Ce que fait réellement Windows Modules Installer Worker
Windows Modules Installer Worker est un composant officiel du système, rattaché au service TrustedInstaller. Son fichier exécutable, TiWorker.exe, est stocké dans C:\Windows\WinSxS\. Toute version trouvée ailleurs (dans Temp, AppData ou un dossier utilisateur) doit être considérée comme suspecte. Un clic droit sur le processus dans le Gestionnaire des tâches, puis « Ouvrir l’emplacement du fichier », permet la vérification en deux secondes.

Sa mission est précise : détecter, télécharger, installer et désinstaller les mises à jour Windows, ainsi que les composants optionnels comme le .NET Framework. Il intervient aussi pendant un nettoyage de disque qui inclut l’option « Nettoyage de Windows Update ». Couper TiWorker.exe pendant cette opération fait échouer le nettoyage et conserve plusieurs gigaoctets de fichiers temporaires sur le système. Ce n’est pas un virus, et aucune campagne de malware connue ne se cache durablement sous ce nom dans le bon dossier système.

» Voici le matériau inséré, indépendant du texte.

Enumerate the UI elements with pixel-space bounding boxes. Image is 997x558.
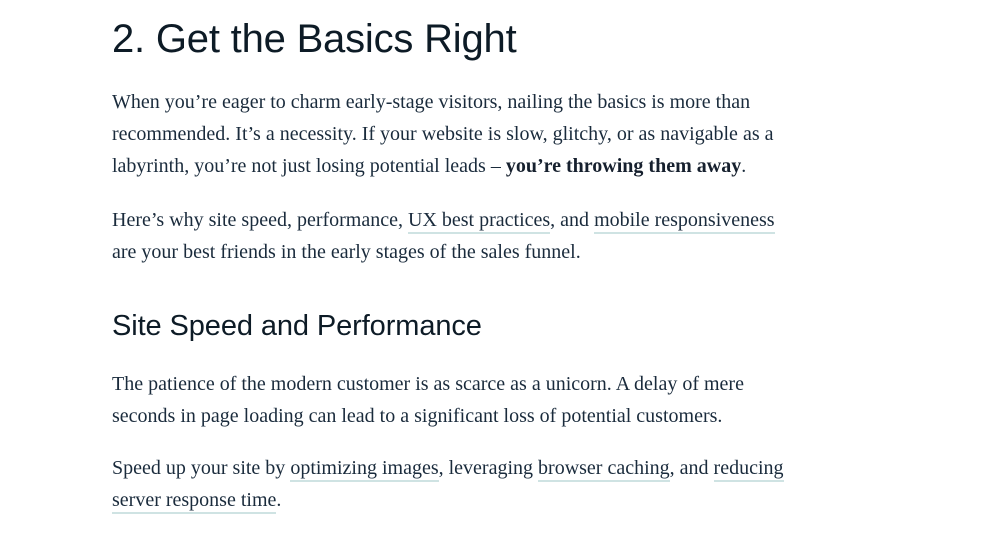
subsection-paragraph-1: The patience of the modern customer is a…: [112, 346, 795, 432]
paragraph-text-part-4: .: [276, 489, 281, 511]
paragraph-text-part-3: , and: [670, 457, 714, 479]
section-paragraph-2: Here’s why site speed, performance, UX b…: [112, 182, 795, 268]
link-ux-best-practices[interactable]: UX best practices: [408, 209, 550, 234]
link-browser-caching[interactable]: browser caching: [538, 457, 670, 482]
paragraph-text-part-3: are your best friends in the early stage…: [112, 241, 581, 263]
paragraph-text-part-2: .: [741, 155, 746, 177]
section-heading: 2. Get the Basics Right: [112, 0, 795, 64]
paragraph-text-part-2: , leveraging: [439, 457, 538, 479]
link-mobile-responsiveness[interactable]: mobile responsiveness: [594, 209, 775, 234]
paragraph-text-part-1: Speed up your site by: [112, 457, 290, 479]
section-paragraph-1: When you’re eager to charm early-stage v…: [112, 64, 795, 182]
subsection-heading: Site Speed and Performance: [112, 268, 795, 346]
emphasis-text: you’re throwing them away: [506, 155, 741, 177]
link-optimizing-images[interactable]: optimizing images: [290, 457, 438, 482]
subsection-paragraph-2: Speed up your site by optimizing images,…: [112, 432, 795, 516]
paragraph-text-part-1: Here’s why site speed, performance,: [112, 209, 408, 231]
article-content: 2. Get the Basics Right When you’re eage…: [112, 0, 795, 516]
paragraph-text-part-2: , and: [550, 209, 594, 231]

Pourquoi la consommation grimpe autant
Le scénario typique : le service scanne les serveurs Microsoft, télécharge un patch cumulatif de 600 Mo à 4 Go, puis recompose les fichiers système. Cette dernière étape sollicite massivement le CPU et le disque. Sur un SSD NVMe, le pic dure rarement plus de 10 à 20 minutes pour une mise à jour mensuelle. Sur un disque dur mécanique de 5 400 tr/min, comptez 45 minutes à 2 heures pour le même patch, et parfois 3 à 4 heures pour une mise à jour de fonctionnalités comme 23H2 ou 24H2.
Trois situations sortent de la norme et justifient une intervention :
Le pic dure plus de 2 heures sur un PC pourtant équipé d’un SSD. Cas classique d’un cache SoftwareDistribution corrompu après une coupure de courant ou un arrêt forcé.
Le processus revient toutes les 5 à 10 minutes, sans qu’aucune mise à jour ne soit installée. Signe d’un fichier système endommagé qui empêche la finalisation.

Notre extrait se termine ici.